Since a payroll cycle is critical for processing payroll smoothly, one needs to be extra cautious when choosing a payroll cycle. Employers should consider the company policies, the local labour laws, and multiple other factors such as the employees’ requirements, when trying to choose the ideal payroll cycle for their organization.

Following are some of the major factors to consider while choosing a payroll cycle for your company:

 

1. Check Laws and Regulations

There are various local and international laws on how and when to pay employees working in an organization. Hence, you should comply with these regulations and ensure that any changes are updated in the company policies. As a result, you should have a good understanding of these local and international labour and employment laws and configure your payroll cycle according to it, to ensure that your employees are compensated according to the rules and regulations.

 

2. Consider Payroll Costs

Since you require money to pay your employees, you should ensure that the payroll cycle falls after cash inflow. Employers sometimes keep their payroll funds different from their business funds to ensure that they have enough money to pay their employees despite any adverse business conditions. Hence, it is essential to consider when you can fill such funds, to enable smooth payroll disbursals.

 

3. Understand Employee Requirements

You should also consider your employees’ requirements when setting up the payroll cycle.
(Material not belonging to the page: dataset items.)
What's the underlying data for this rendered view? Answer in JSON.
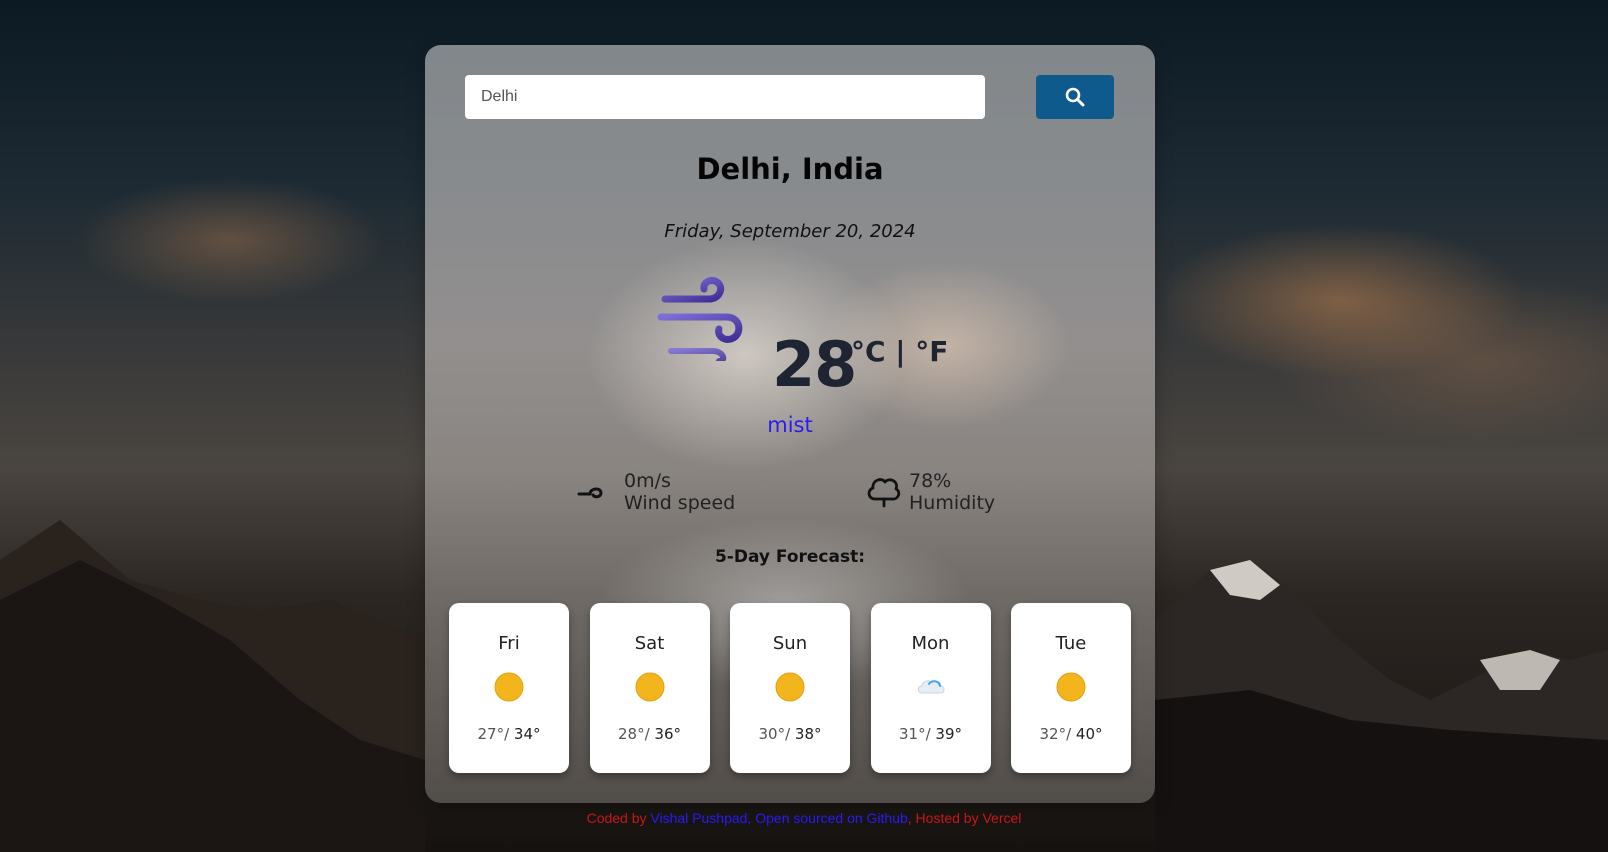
{
  "search": {
    "value": "Delhi",
    "placeholder": ""
  },
  "location": {
    "title": "Delhi, India"
  },
  "date": "Friday, September 20, 2024",
  "current": {
    "temperature": "28",
    "units": "°C | °F",
    "condition": "mist",
    "icon": "wind-icon"
  },
  "details": {
    "wind": {
      "value": "0m/s",
      "label": "Wind speed",
      "icon": "wind-small-icon"
    },
    "humidity": {
      "value": "78%",
      "label": "Humidity",
      "icon": "humidity-cloud-icon"
    }
  },
  "forecast": {
    "title": "5-Day Forecast:",
    "days": [
      {
        "day": "Fri",
        "min": "27°/",
        "max": "34°",
        "icon": "sun-icon"
      },
      {
        "day": "Sat",
        "min": "28°/",
        "max": "36°",
        "icon": "sun-icon"
      },
      {
        "day": "Sun",
        "min": "30°/",
        "max": "38°",
        "icon": "sun-icon"
      },
      {
        "day": "Mon",
        "min": "31°/",
        "max": "39°",
        "icon": "cloud-icon"
      },
      {
        "day": "Tue",
        "min": "32°/",
        "max": "40°",
        "icon": "sun-icon"
      }
    ]
  },
  "footer": {
    "prefix": "Coded by ",
    "author": "Vishal Pushpad",
    "sep": ", ",
    "repo": "Open sourced on Github",
    "suffix": ", Hosted by Vercel"
  },
  "colors": {
    "accent": "#0f5a8c",
    "condition": "#2a1bf5",
    "footer": "#c81818"
  }
}
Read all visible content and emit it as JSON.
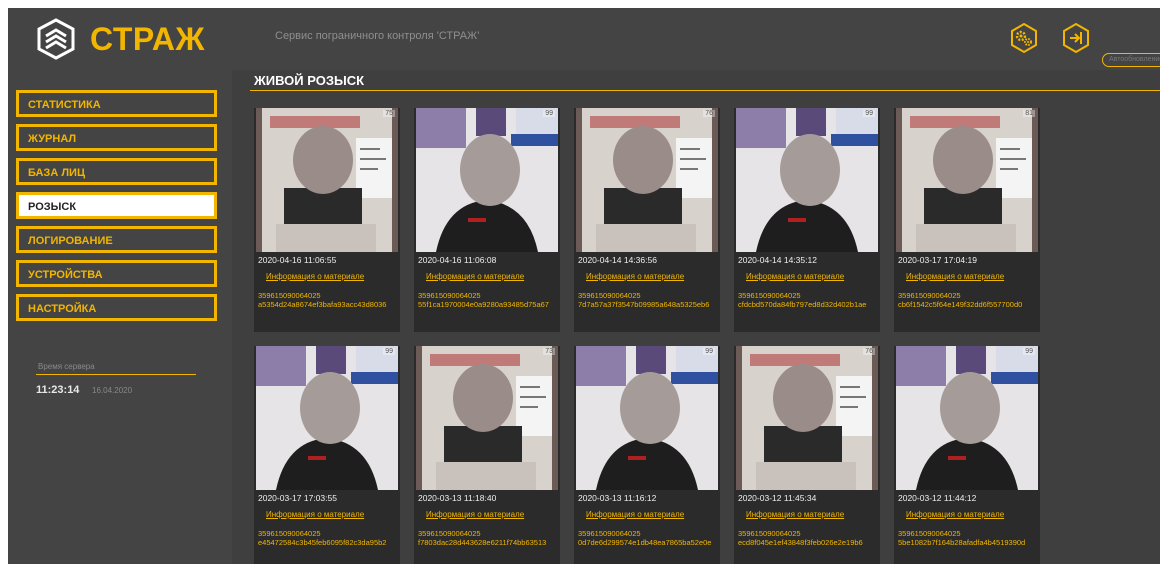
{
  "app": {
    "brand": "СТРАЖ",
    "service_title": "Сервис пограничного контроля 'СТРАЖ'",
    "search_placeholder": "Автообновление",
    "accent_color": "#f2b600"
  },
  "nav": [
    {
      "label": "СТАТИСТИКА",
      "active": false
    },
    {
      "label": "ЖУРНАЛ",
      "active": false
    },
    {
      "label": "БАЗА ЛИЦ",
      "active": false
    },
    {
      "label": "РОЗЫСК",
      "active": true
    },
    {
      "label": "ЛОГИРОВАНИЕ",
      "active": false
    },
    {
      "label": "УСТРОЙСТВА",
      "active": false
    },
    {
      "label": "НАСТРОЙКА",
      "active": false
    }
  ],
  "server": {
    "label": "Время сервера",
    "time": "11:23:14",
    "date": "16.04.2020"
  },
  "section": {
    "title": "ЖИВОЙ РОЗЫСК"
  },
  "cards": [
    {
      "score": "75",
      "date": "2020-04-16 11:06:55",
      "info": "Информация о материале",
      "device": "359615090064025",
      "hash": "a5354d24a8674ef3bafa93acc43d8036",
      "photo": "document"
    },
    {
      "score": "99",
      "date": "2020-04-16 11:06:08",
      "info": "Информация о материале",
      "device": "359615090064025",
      "hash": "55f1ca1970004e0a9280a93485d75a67",
      "photo": "person"
    },
    {
      "score": "76",
      "date": "2020-04-14 14:36:56",
      "info": "Информация о материале",
      "device": "359615090064025",
      "hash": "7d7a57a37f3547b09985a648a5325eb6",
      "photo": "document"
    },
    {
      "score": "99",
      "date": "2020-04-14 14:35:12",
      "info": "Информация о материале",
      "device": "359615090064025",
      "hash": "cfdcbd570da84fb797ed8d32d402b1ae",
      "photo": "person"
    },
    {
      "score": "81",
      "date": "2020-03-17 17:04:19",
      "info": "Информация о материале",
      "device": "359615090064025",
      "hash": "cb6f1542c5f64e149f32dd6f557700d0",
      "photo": "document"
    },
    {
      "score": "99",
      "date": "2020-03-17 17:03:55",
      "info": "Информация о материале",
      "device": "359615090064025",
      "hash": "e45472584c3b45feb6095f82c3da95b2",
      "photo": "person"
    },
    {
      "score": "73",
      "date": "2020-03-13 11:18:40",
      "info": "Информация о материале",
      "device": "359615090064025",
      "hash": "f7803dac28d443628e6211f74bb63513",
      "photo": "document"
    },
    {
      "score": "99",
      "date": "2020-03-13 11:16:12",
      "info": "Информация о материале",
      "device": "359615090064025",
      "hash": "0d7de6d299574e1db48ea7865ba52e0e",
      "photo": "person"
    },
    {
      "score": "76",
      "date": "2020-03-12 11:45:34",
      "info": "Информация о материале",
      "device": "359615090064025",
      "hash": "ecd8f045e1ef43848f3feb026e2e19b6",
      "photo": "document"
    },
    {
      "score": "99",
      "date": "2020-03-12 11:44:12",
      "info": "Информация о материале",
      "device": "359615090064025",
      "hash": "5be1082b7f164b28afadfa4b4519390d",
      "photo": "person"
    }
  ]
}
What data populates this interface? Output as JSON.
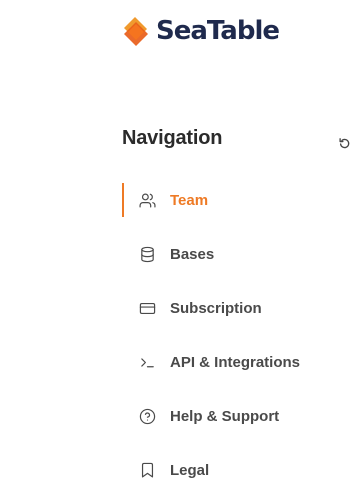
{
  "brand": {
    "name": "SeaTable",
    "color": "#1f2a4d",
    "logo_colors": [
      "#f09a2e",
      "#e85d19"
    ]
  },
  "navigation": {
    "title": "Navigation",
    "refresh_icon": "refresh-icon",
    "accent_color": "#ee7a25",
    "items": [
      {
        "label": "Team",
        "icon": "users-icon",
        "active": true
      },
      {
        "label": "Bases",
        "icon": "database-icon",
        "active": false
      },
      {
        "label": "Subscription",
        "icon": "credit-card-icon",
        "active": false
      },
      {
        "label": "API & Integrations",
        "icon": "terminal-icon",
        "active": false
      },
      {
        "label": "Help & Support",
        "icon": "help-circle-icon",
        "active": false
      },
      {
        "label": "Legal",
        "icon": "bookmark-icon",
        "active": false
      }
    ]
  }
}
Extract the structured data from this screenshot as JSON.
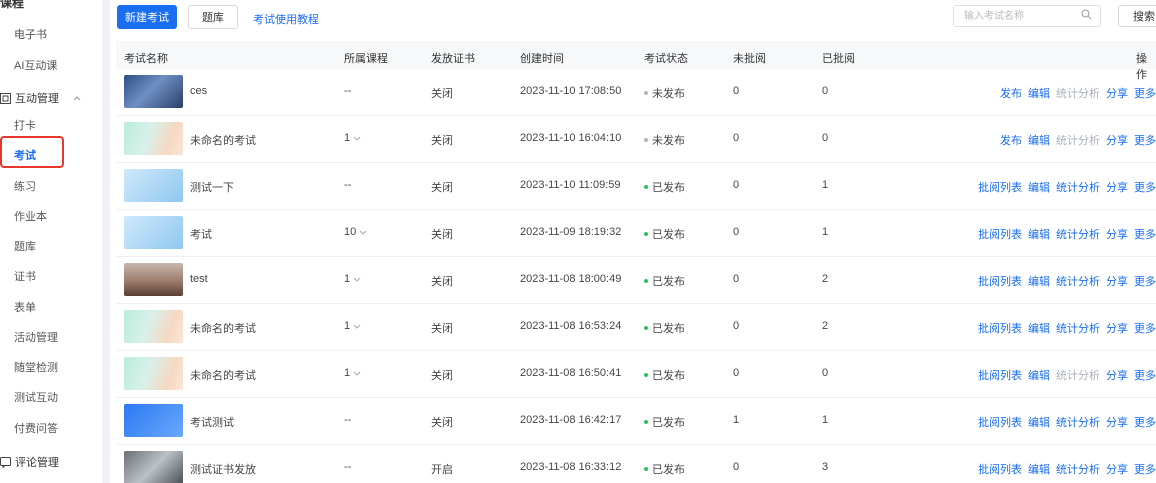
{
  "sidebar": {
    "top_label": "课程",
    "items_top": [
      "电子书",
      "AI互动课"
    ],
    "group_interactive": "互动管理",
    "items": [
      "打卡",
      "考试",
      "练习",
      "作业本",
      "题库",
      "证书",
      "表单",
      "活动管理",
      "随堂检测",
      "测试互动",
      "付费问答"
    ],
    "active_item": "考试",
    "group_comments": "评论管理"
  },
  "toolbar": {
    "new_exam_label": "新建考试",
    "question_bank_label": "题库",
    "tutorial_link": "考试使用教程",
    "search_placeholder": "输入考试名称",
    "search_button": "搜索"
  },
  "table": {
    "headers": [
      "考试名称",
      "所属课程",
      "发放证书",
      "创建时间",
      "考试状态",
      "未批阅",
      "已批阅",
      "操作"
    ],
    "rows": [
      {
        "thumb": "photo",
        "name": "ces",
        "course": "--",
        "course_dropdown": false,
        "cert": "关闭",
        "created": "2023-11-10 17:08:50",
        "status": "未发布",
        "unread": "0",
        "read": "0",
        "actions": [
          {
            "label": "发布",
            "enabled": true
          },
          {
            "label": "编辑",
            "enabled": true
          },
          {
            "label": "统计分析",
            "enabled": false
          },
          {
            "label": "分享",
            "enabled": true
          },
          {
            "label": "更多",
            "enabled": true
          }
        ]
      },
      {
        "thumb": "pastel",
        "name": "未命名的考试",
        "course": "1",
        "course_dropdown": true,
        "cert": "关闭",
        "created": "2023-11-10 16:04:10",
        "status": "未发布",
        "unread": "0",
        "read": "0",
        "actions": [
          {
            "label": "发布",
            "enabled": true
          },
          {
            "label": "编辑",
            "enabled": true
          },
          {
            "label": "统计分析",
            "enabled": false
          },
          {
            "label": "分享",
            "enabled": true
          },
          {
            "label": "更多",
            "enabled": true
          }
        ]
      },
      {
        "thumb": "doraemon",
        "name": "测试一下",
        "course": "--",
        "course_dropdown": false,
        "cert": "关闭",
        "created": "2023-11-10 11:09:59",
        "status": "已发布",
        "unread": "0",
        "read": "1",
        "actions": [
          {
            "label": "批阅列表",
            "enabled": true
          },
          {
            "label": "编辑",
            "enabled": true
          },
          {
            "label": "统计分析",
            "enabled": true
          },
          {
            "label": "分享",
            "enabled": true
          },
          {
            "label": "更多",
            "enabled": true
          }
        ]
      },
      {
        "thumb": "doraemon2",
        "name": "考试",
        "course": "10",
        "course_dropdown": true,
        "cert": "关闭",
        "created": "2023-11-09 18:19:32",
        "status": "已发布",
        "unread": "0",
        "read": "1",
        "actions": [
          {
            "label": "批阅列表",
            "enabled": true
          },
          {
            "label": "编辑",
            "enabled": true
          },
          {
            "label": "统计分析",
            "enabled": true
          },
          {
            "label": "分享",
            "enabled": true
          },
          {
            "label": "更多",
            "enabled": true
          }
        ]
      },
      {
        "thumb": "brown",
        "name": "test",
        "course": "1",
        "course_dropdown": true,
        "cert": "关闭",
        "created": "2023-11-08 18:00:49",
        "status": "已发布",
        "unread": "0",
        "read": "2",
        "actions": [
          {
            "label": "批阅列表",
            "enabled": true
          },
          {
            "label": "编辑",
            "enabled": true
          },
          {
            "label": "统计分析",
            "enabled": true
          },
          {
            "label": "分享",
            "enabled": true
          },
          {
            "label": "更多",
            "enabled": true
          }
        ]
      },
      {
        "thumb": "pastel",
        "name": "未命名的考试",
        "course": "1",
        "course_dropdown": true,
        "cert": "关闭",
        "created": "2023-11-08 16:53:24",
        "status": "已发布",
        "unread": "0",
        "read": "2",
        "actions": [
          {
            "label": "批阅列表",
            "enabled": true
          },
          {
            "label": "编辑",
            "enabled": true
          },
          {
            "label": "统计分析",
            "enabled": true
          },
          {
            "label": "分享",
            "enabled": true
          },
          {
            "label": "更多",
            "enabled": true
          }
        ]
      },
      {
        "thumb": "pastel",
        "name": "未命名的考试",
        "course": "1",
        "course_dropdown": true,
        "cert": "关闭",
        "created": "2023-11-08 16:50:41",
        "status": "已发布",
        "unread": "0",
        "read": "0",
        "actions": [
          {
            "label": "批阅列表",
            "enabled": true
          },
          {
            "label": "编辑",
            "enabled": true
          },
          {
            "label": "统计分析",
            "enabled": false
          },
          {
            "label": "分享",
            "enabled": true
          },
          {
            "label": "更多",
            "enabled": true
          }
        ]
      },
      {
        "thumb": "banner",
        "name": "考试测试",
        "course": "--",
        "course_dropdown": false,
        "cert": "关闭",
        "created": "2023-11-08 16:42:17",
        "status": "已发布",
        "unread": "1",
        "read": "1",
        "actions": [
          {
            "label": "批阅列表",
            "enabled": true
          },
          {
            "label": "编辑",
            "enabled": true
          },
          {
            "label": "统计分析",
            "enabled": true
          },
          {
            "label": "分享",
            "enabled": true
          },
          {
            "label": "更多",
            "enabled": true
          }
        ]
      },
      {
        "thumb": "gray",
        "name": "测试证书发放",
        "course": "--",
        "course_dropdown": false,
        "cert": "开启",
        "created": "2023-11-08 16:33:12",
        "status": "已发布",
        "unread": "0",
        "read": "3",
        "actions": [
          {
            "label": "批阅列表",
            "enabled": true
          },
          {
            "label": "编辑",
            "enabled": true
          },
          {
            "label": "统计分析",
            "enabled": true
          },
          {
            "label": "分享",
            "enabled": true
          },
          {
            "label": "更多",
            "enabled": true
          }
        ]
      }
    ]
  },
  "colors": {
    "accent": "#1a6ef0",
    "published_dot": "#2fc25b",
    "unpublished_dot": "#b5b5b5",
    "disabled_action": "#aab0bc",
    "highlight_border": "#e8382b"
  },
  "icons": {
    "search": "search-icon",
    "interactive": "interactive-icon",
    "comments": "comment-icon",
    "collapse": "chevron-up-icon",
    "dropdown": "chevron-down-icon"
  }
}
While different employees might have different opinions on which cycle they should be put in, you will be able to understand the common consensus once you undertake surveys to understand their reasons for suggesting a specific payroll cycle.

 

4. Check Reporting Feasibility

Payroll management also requires the organization to submit various reports to the income tax department as well as deposit the taxes deducted from employee salaries. Hence, employers should also consider the frequency of these reports and payments when deciding the payroll cycle within their organization.